Our Beach – a personal story from Anne Hynes, Cape Arnhem marine conservation tour participant 2016
Our Beach, Wanuwoy, looked as pristine as it always should. The 3½ km marine debris collection was complete and we were proud of our work. As a reward, the young Rangers slipped off to the Mangroves and caught a generous amount of Mud Mussels for us to experience. A bumpy ride to a little Cove further North and the BBQ was fired up to cook the Mussels – Yum!
We arrived in Nhulunbuy on Sunday afternoon, to the 3-bedroom cabin used for volunteers like us, visiting Customs Officers or Rangers. The cabin was beautifully clean and had everything we needed. Rod, our Team Leader, was very skilled with our meal planning as we had Vegetarians, Gluten Free and Omnivores to feed. Rod was a great cook.
If you are not so keen on long road trips you might consider a flight in or out of Nhulunbuy. It is a big, big drive and not the most comfortable, though it is the perfect time to get to know your new team mates.
When travelling to and from the Survey Beach, it was a great idea to rotate between the vehicles as the Rangers are a wealth of ancient knowledge. Banula would tell us when the yellow Kapok flower is blooming, or when it’s time to look for fresh water crocodile eggs. When the Kurrajong is in blossom, it’s time to hunt for stingray. And venomous snakes have round pupils and non-venomous snakes have slit pupils. (Not that I intend to get close enough to find out!)

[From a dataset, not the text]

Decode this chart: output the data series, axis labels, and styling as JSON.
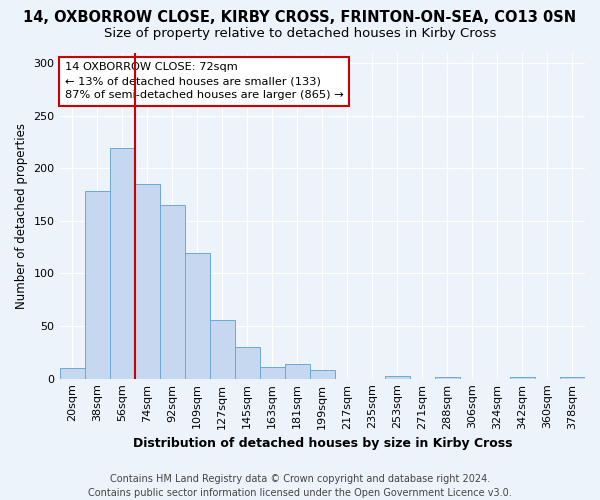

All through the year the Rangers are burning off strategically in preparation for the Wet Season. Even around Darwin you will notice this. So, the bush does not get the opportunity for a whole lot of growth between burn offs. Fires created by lightning strikes are so much more dangerous and of course unpredictable. The Ancients would know when the Wet was brewing, stock up on food and tuck themselves up in caves close by to avoid the threat of fire.
Friday was our Fun Day. Rod drove us to Yirrkala – a small arty community 20 minutes from Nhulunbuy. Yirrkala has an extensive Aboriginal Art Gallery and Museum brimming with treats to purchase. We spent time sitting watching the Elder Ladies creating their traditional paintings. Grinding the paint colours on a rock with a small amount of water to get just the correct shade they required. These ladies were of quite an age, though their sharp eyes and steady hands were creating such fine detailed pieces of artwork.
We had collected 4½ tonne of fishing nets, buoys, thongs, cigarette lighters, water bottles etc, though no Spanish Doubloons or buried treasure I’m afraid. All this debris had washed down from Asia and Indonesia through the Arafura Sea, then swirled around the Gulf for a while until the current and winds had dumped the debris on the North East Coast of Arnhem Land. Such a shame… but we left our Wanuwoy beach looking clean as a whistle!
The Arnhem Land Debris Collection project was a wonderful experience – to see that beautiful part of our amazing country, to do something that makes a difference to the environment and to meet and learn from some exceptional people was a real treat.